An imitation of the French version was introduced to England in 1821 by Edward Joukes, a midwife who administered needles, using the French method, to a woman who complained of “pain in the waist”. There was no study of her condition after the needles were administered. After a French doctor, Chevalier Sarlandiere, claimed this account of a successful French method in a French medical journal, doctors in the United States also began to defend its benefits. Franklin Bache, the great-grandson of Benjamin Franklin, discussed the practice in several American medical journals in 1826, giving it a positive review based on the French journal article. None of these Americans actually tried the method or tracked its success rate. As the French version was said to come from “ancient Chinese traditions”, American doctors began questioning Chinese settlers about the details of the method. Poor but smart Chinese settlers got on board with the French details and then started offering this service for money as it paid well, caused no damage and got positive response from customers. This is where modern acupuncture became part of Chinese culture and Chinese names for acupuncture points were adopted.

A closer look at the history and various styles of acupuncture will reveal that it is a relatively new phenomenon with no common method. There are Japanese, Thai, Korean, and Indian versions, most of which were invented in the last few decades. Some styles require the insertion of needles, some use touch, and others simply move your hands over “energy meridians.” Practitioners from all of these schools of acupuncture claim its clinical efficacy, but none have proven its value under rigorous scientific examination.

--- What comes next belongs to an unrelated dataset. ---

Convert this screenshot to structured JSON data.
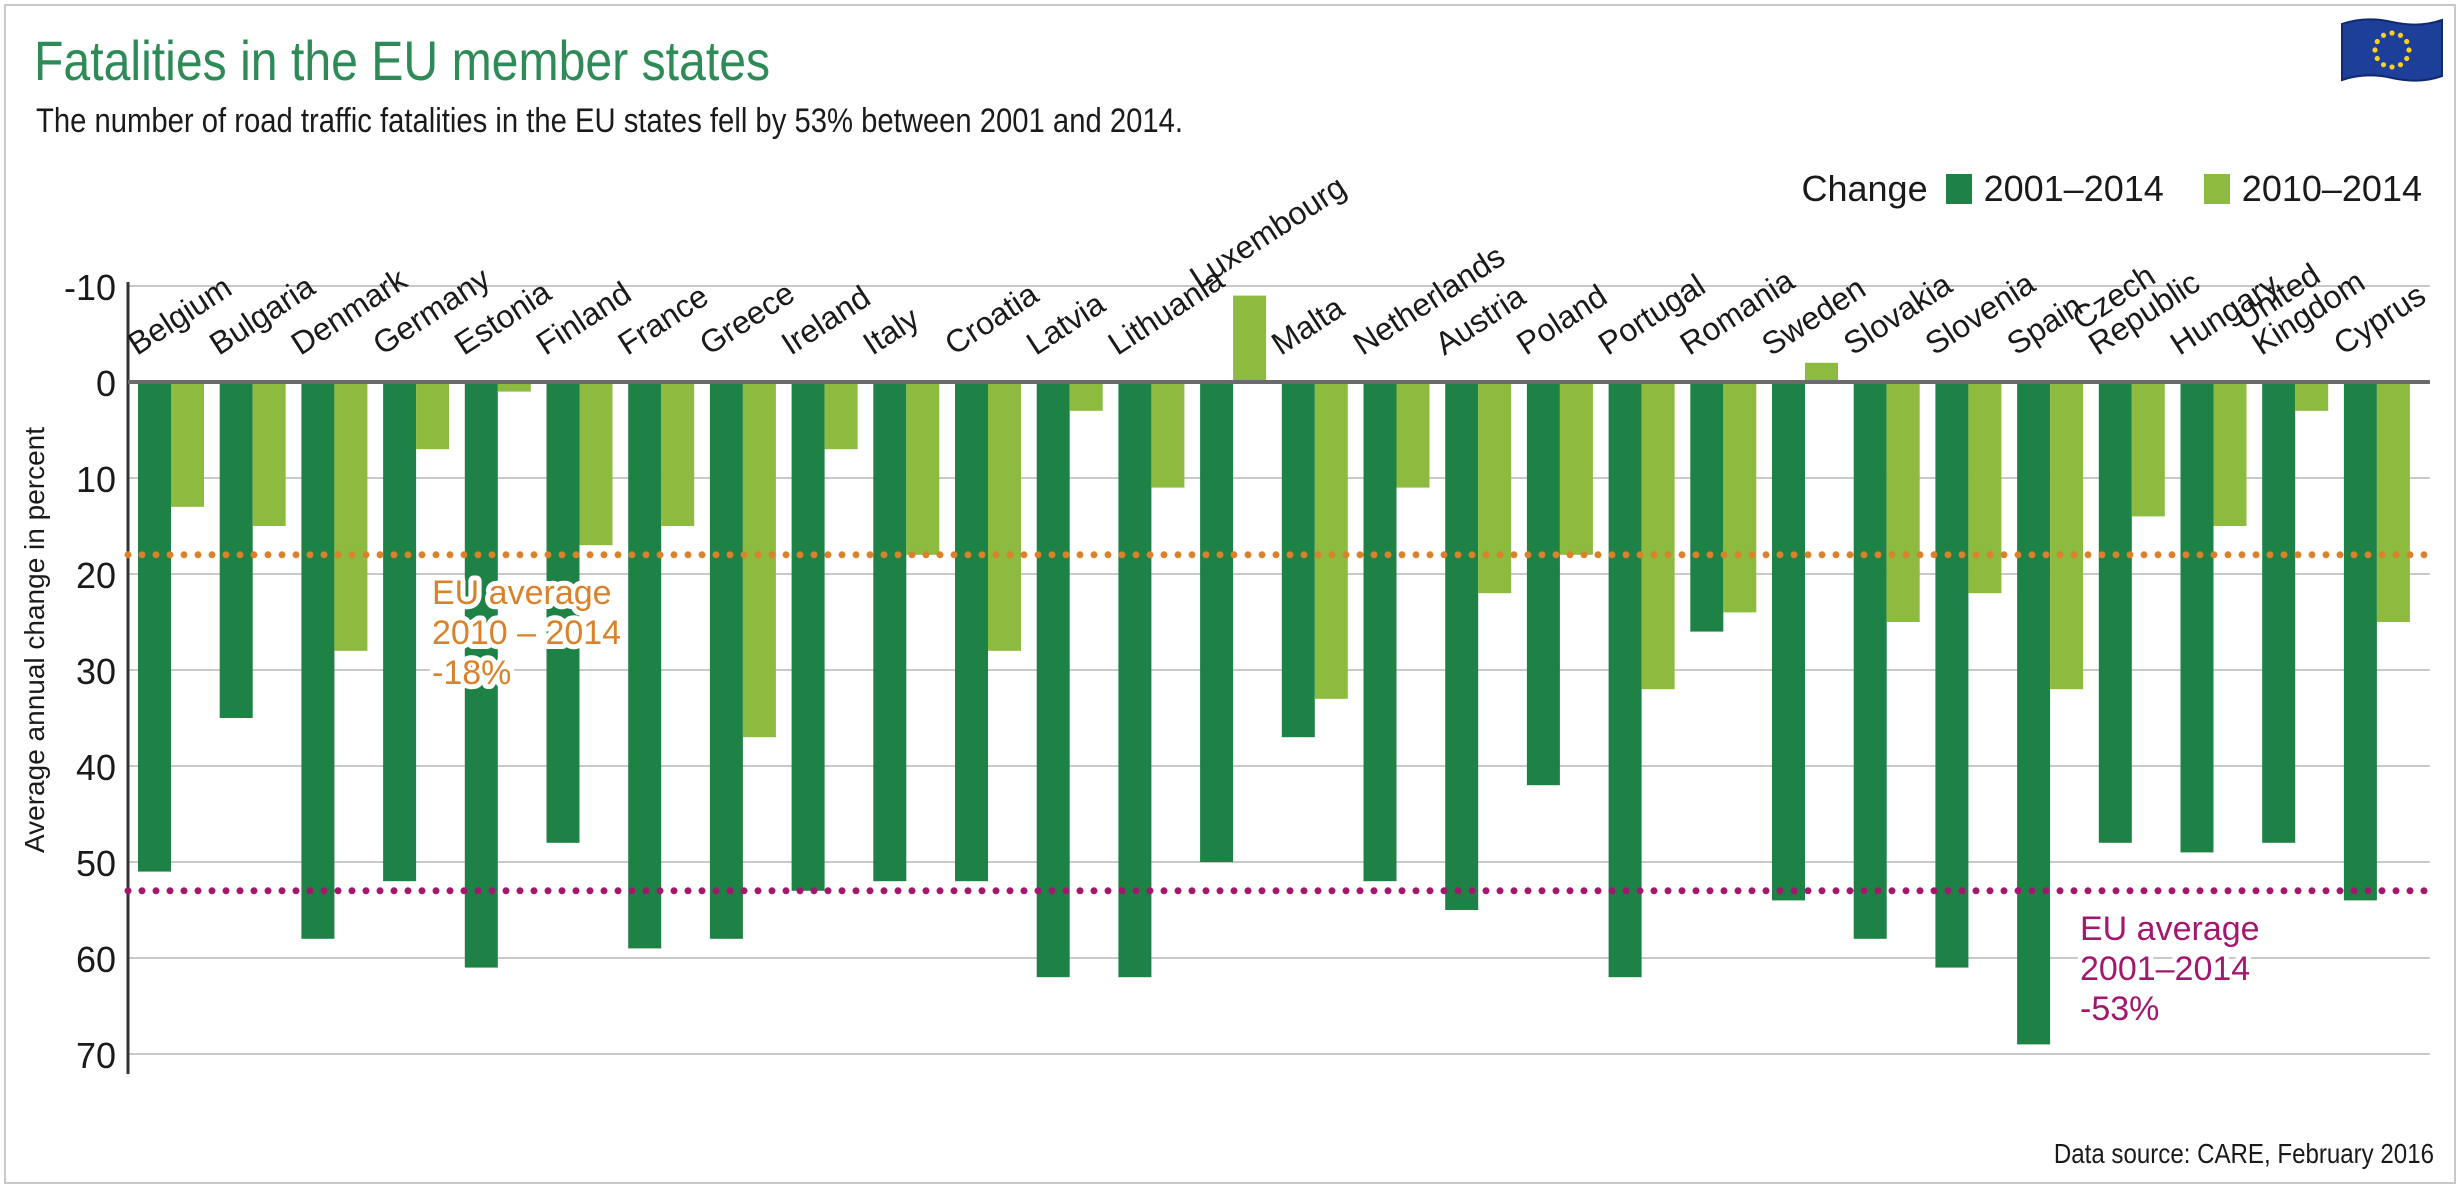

It’s also worth noting that acupuncturists primarily claim to treat illnesses that are psychosomatic (impotence), intermittent (headaches, acne), or illnesses that will always go away with time (the common cold). There are also a variety of endorphins and steroids (cortisol) that are released when the skin is pierced and block pain for a short period of time; however, this can be compared to kicking someone in the knee to prevent them from getting a headache.

With no evidence for the existence of “Qi”, no common practice to assess, little historical evidence of a cultural phenomenon, and empirical evidence to contradict its usefulness, acupuncture should not be allowed in modern health care. Since patients expect to trust the advice of their medical community, discussing acupuncture openly and honestly is a necessity in a field propagated by integrity. This editorial has been completely honest with its readers, whether they like it or not. Can we be honest with ourselves when presented with documentation that challenges our belief structures? If we can.